On savait, mais quoi ? La pédophilie dans l’Église de la Révolution à nos jours

Claude Langlois
History - reviewer : Bernard Joassart s.j.

Nul besoin de s’étendre longuement : la mise au grand jour d’actes pédophiles de la part de clercs catholiques, et dans son sillage celle d’abus à caractère sexuels ou d’autorité sur des personnes vulnérables ou en position d’infériorité, a été plus qu’un coup de tonnerre dans un ciel bleu. Et il est de nombreux ouvrages qui analysent cette crise, quant aux nombres des auteurs et des victimes, quant aux raisons qui poussent des clercs à commettre de tels actes, quant aux réactions – ou absence de réactions de la part des autorités compétentes.

Dans cet ouvrage, Claude Langlois a adopté une approche historique sur le long terme, en se focalisant principalement sur le cas français, sans pour autant gommer, loin de là, la « mondialisation » du phénomène. Et pour ce faire, il est remonté jusqu’à la Révolution française qui, quelle que soit l’appréciation que l’on en a, a bien sûr largement conditionné la réorganisation de la société dans sa globalité, tout en refaçonnant la place du clerc, prêtre et/ou religieux. Et tout ce qui touche à la sexualité du clergé s’en est aussi trouvée revisitée, étant entendu en outre que la société elle-même a considéré la sexualité de manière bien différente. Autrement dit, l’approche de ce phénomène est connexe avec bien d’autres réalités : le célibat imposé aux clercs (encore faut-il bien distinguer le clergé régulier du clergé séculier pour lequel cette obligation est d’ordre disciplinaire), l’adultère, le divorce, le mariage, la contraception, l’avortement, l’homosexualité, et j’en passe ; ce sont autant de sujets sur lesquels l’Église a une appréciation qui ne correspond pas nécessairement à celle de la société en général, qui défend parfois (voire souvent ?) des positions radicalement autres et qui, soyons réalistes, peuvent aussi influencer – et sans doute parfois grandement – la manière dont les clercs assument leur sexualité. Ajoutons à cela que la découverte du continent psychologique a eu une influence importante sur l’approche de la vie cléricale.
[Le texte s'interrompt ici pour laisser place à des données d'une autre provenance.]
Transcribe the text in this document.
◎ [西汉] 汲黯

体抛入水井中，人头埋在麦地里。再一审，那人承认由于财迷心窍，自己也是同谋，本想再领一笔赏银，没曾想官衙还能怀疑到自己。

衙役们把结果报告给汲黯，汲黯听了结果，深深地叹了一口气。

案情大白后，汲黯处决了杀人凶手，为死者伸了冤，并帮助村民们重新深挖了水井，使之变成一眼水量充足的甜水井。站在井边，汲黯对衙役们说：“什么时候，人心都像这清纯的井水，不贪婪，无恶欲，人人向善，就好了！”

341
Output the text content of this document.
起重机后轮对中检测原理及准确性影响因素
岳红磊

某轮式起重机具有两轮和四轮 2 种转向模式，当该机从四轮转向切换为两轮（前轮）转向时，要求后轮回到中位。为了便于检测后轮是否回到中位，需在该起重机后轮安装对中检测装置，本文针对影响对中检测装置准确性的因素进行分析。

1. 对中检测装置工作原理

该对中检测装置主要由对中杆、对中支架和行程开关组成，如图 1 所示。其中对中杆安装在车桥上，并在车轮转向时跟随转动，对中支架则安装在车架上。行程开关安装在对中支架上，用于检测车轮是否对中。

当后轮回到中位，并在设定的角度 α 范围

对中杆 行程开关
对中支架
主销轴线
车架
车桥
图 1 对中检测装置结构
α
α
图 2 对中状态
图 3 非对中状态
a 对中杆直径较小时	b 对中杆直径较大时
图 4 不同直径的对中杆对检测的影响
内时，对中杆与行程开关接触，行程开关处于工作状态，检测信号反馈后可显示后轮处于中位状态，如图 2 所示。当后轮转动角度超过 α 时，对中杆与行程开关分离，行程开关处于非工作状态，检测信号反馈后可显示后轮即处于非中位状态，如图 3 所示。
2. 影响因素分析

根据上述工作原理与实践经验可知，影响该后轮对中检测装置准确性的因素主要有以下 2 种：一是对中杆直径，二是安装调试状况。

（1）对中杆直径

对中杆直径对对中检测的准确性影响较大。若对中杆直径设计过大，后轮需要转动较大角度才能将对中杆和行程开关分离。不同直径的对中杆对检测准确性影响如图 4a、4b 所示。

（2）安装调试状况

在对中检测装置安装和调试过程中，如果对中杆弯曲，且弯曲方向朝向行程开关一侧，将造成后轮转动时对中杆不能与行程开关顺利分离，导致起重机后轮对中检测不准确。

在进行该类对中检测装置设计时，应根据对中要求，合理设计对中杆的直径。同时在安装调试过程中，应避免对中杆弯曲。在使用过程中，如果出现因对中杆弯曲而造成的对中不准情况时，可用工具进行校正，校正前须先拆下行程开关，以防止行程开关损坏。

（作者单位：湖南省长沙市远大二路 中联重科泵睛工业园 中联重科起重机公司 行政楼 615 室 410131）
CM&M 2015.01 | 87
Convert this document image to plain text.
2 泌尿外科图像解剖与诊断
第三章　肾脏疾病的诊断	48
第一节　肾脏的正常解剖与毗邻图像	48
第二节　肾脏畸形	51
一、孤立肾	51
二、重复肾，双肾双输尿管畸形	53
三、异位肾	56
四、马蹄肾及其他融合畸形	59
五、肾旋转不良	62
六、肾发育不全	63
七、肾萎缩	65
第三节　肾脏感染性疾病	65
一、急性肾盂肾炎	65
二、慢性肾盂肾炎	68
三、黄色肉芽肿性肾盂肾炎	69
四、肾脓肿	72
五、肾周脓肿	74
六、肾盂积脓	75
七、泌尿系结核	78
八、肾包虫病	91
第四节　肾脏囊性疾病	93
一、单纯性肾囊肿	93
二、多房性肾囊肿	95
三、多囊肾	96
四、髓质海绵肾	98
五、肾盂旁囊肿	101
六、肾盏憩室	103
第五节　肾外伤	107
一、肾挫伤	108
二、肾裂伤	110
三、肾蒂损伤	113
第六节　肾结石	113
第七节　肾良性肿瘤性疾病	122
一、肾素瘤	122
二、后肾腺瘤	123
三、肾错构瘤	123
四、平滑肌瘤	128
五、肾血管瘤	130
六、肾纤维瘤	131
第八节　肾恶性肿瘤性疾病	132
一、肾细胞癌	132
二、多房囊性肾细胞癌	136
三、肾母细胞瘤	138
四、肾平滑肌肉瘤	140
Il est évidemment toujours périlleux de résumer en quelques mots le contenu d’un ouvrage. Je me risque à m’inspirer de la 4e page de couverture : les responsables ecclésiastiques savaient, et se sont avant tout préoccupés des délinquants, sans grande considération pour les victimes et les séquelles dramatiques qu’elles endurent. Dans une large mesure, on est porté à accorder son crédit à pareille conclusions.

Un tel ouvrage – éclairant sans aucun doute sur bien des éléments du dossier – ne manquera pas de soulever des réactions et des questions. La première est qu’on serait évidemment grandement intéressé par une étude du même genre, englobant tous les secteurs de la vie en société : la pédophilie n’est pas un phénomène propre au monde clérical catholique (qu’en est-il d’ailleurs dans les autres Églises chrétiennes ?) ; bien d’autres types d’activités sont touchés (ce qui n’excuse en rien l’attitude des clercs), ce que l’on perçoit lorsqu’éclatent, p. ex., des affaires dans le monde du sport. Le célibat ecclésiastique est-il une cause (parmi bien d’autres) ou à tout le moins un facteur majeur ? Des personnes mariées peuvent être autant prédatrices que des clercs. Y a-t-il un lien intrinsèque entre pédophilie et homosexualité ?

Revenons au livre. Il me semble qu’on peut en tirer les enseignements suivants. Dans le chef des responsables ecclésiastiques, on fut certainement plus soucieux de s’occuper des auteurs que des victimes. Les raisons ne sont sans doute pas uniquement à rechercher dans le souci de préserver la réputation de l’institution. Indépendamment du fait que l’Église n’a pas les moyens de répression dont dispose la société civile (chaque diocèse n’a pas son Château Saint-Ange où emprisonner ses contrevenants aux lois), on peut se demander si l’abus contre enfants n’a pas été par trop considéré comme un délit parmi tant d’autres, et le clerc coupable, une fois sa peine canonique purgée, était remis en liberté comme n’importe quel autre coupable qui, après s’être acquitté de sa peine, est tenu pour quitte. Les ressorts psychologiques des abuseurs étaient sans aucun doute nettement moins bien connus que de nos jours, tout autant d’ailleurs que l’impact sur les victimes. La quantité de délits était certainement très mal connue, voire pas du tout. N’a-t-on pas traité cette réalité en la considérant comme étant « exceptionnelle » en nombre ?

Voilà donc un « dossier » de plus sur cette situation lamentable. Espérons qu’il aidera à y voir plus clair et qu’on puisse trouver les solutions adéquates. — B.J.